The output of a certain part of my for loop

Question

#include <stdio.h>
int num, i, k, a[5];
int main() {
    a[0]=2;
    a[1]=11;
    a[2]=12;
    a[3]=16;
    a[4]=28;
    num=a[1+3]
    i=4;
    while(num>0){
        a[i]=num%4;
        num=num/3;
        printf("%d ",num);
        i--;
    }
    printf("8\n");
    for(k=0;k<5;k++){
        printf("%c ",65+a[k]);
    }
    printf("\n);
}

The output of this program is:

9 3 1 0 8

CBDBA

I understand completely how the output for the first line is but am rather confused about the 2nd part.

for(k=0;k<5;k++){
    printf("%c ",65+a[k]);

This bit here confused me as the loop the first time from my understanding should go k=0 then print %c which comes from 65+a[k] which k is currently 0 so 65+a[0]. From the earlier part of the where its setting we see a[0]=2 and 65+2 is 67 which is the character "C". which is correct on the output but if I follow this same logic for the 2nd loop 65+a[k] where k=1 so 65+a[1] and a[1] is 11 and 65+11 is 76 that would equal the character "K" but that's wrong as it should be the character "B".
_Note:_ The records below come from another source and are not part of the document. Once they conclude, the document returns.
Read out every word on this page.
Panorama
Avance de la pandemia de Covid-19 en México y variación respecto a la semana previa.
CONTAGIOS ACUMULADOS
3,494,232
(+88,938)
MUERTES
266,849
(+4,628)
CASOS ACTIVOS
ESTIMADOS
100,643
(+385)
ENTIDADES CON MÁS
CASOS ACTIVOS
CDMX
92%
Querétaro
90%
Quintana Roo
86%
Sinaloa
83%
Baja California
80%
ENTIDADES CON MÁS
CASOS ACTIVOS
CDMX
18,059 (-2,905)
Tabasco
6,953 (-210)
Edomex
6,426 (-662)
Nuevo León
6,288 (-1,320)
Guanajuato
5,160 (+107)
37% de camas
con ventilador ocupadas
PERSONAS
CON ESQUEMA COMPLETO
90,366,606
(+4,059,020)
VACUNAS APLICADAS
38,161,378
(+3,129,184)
I feel that this line of code is where im missing something:

a[i]=num%4

but it doesn't actually set a number so still confused.

Any help is appreciated

Answer 1

a[i]=num%4 does set the number. This is how:

In your loop:

 while(num>0){
    a[i]=num%4;
    num=num/3;
    printf("%d ",num);
    i--;
}

num varies as in the first line of output.

a[i]=num%4;

actually sets the values in the array as follows:

Initially, i=4 and num=28 . Therefore,

a[i]=num%4; sets a[4] as 28%4=0 . Therefore, your last character is A+0=A .

Then i=3 , and num=9 . Therefore,

a[i]=num%4; sets a[3] as 9%4=1 . Therefore, your second last character is A+1=B .

Then i=2 , and num=3 . Therefore,

a[i]=num%4; sets a[2] as 3%4=3 . Therefore, your third last character is A+3=D .

Then i=1 , and num=1 . Therefore,

a[i]=num%4; sets a[1] as 1%4=1 . Therefore, your fourth last character is A+1=B .

Then i=0 , and num=0 . Therefore,

We do not enter the loop. a[0]=C , its initial value.

Hence we get: CBDBA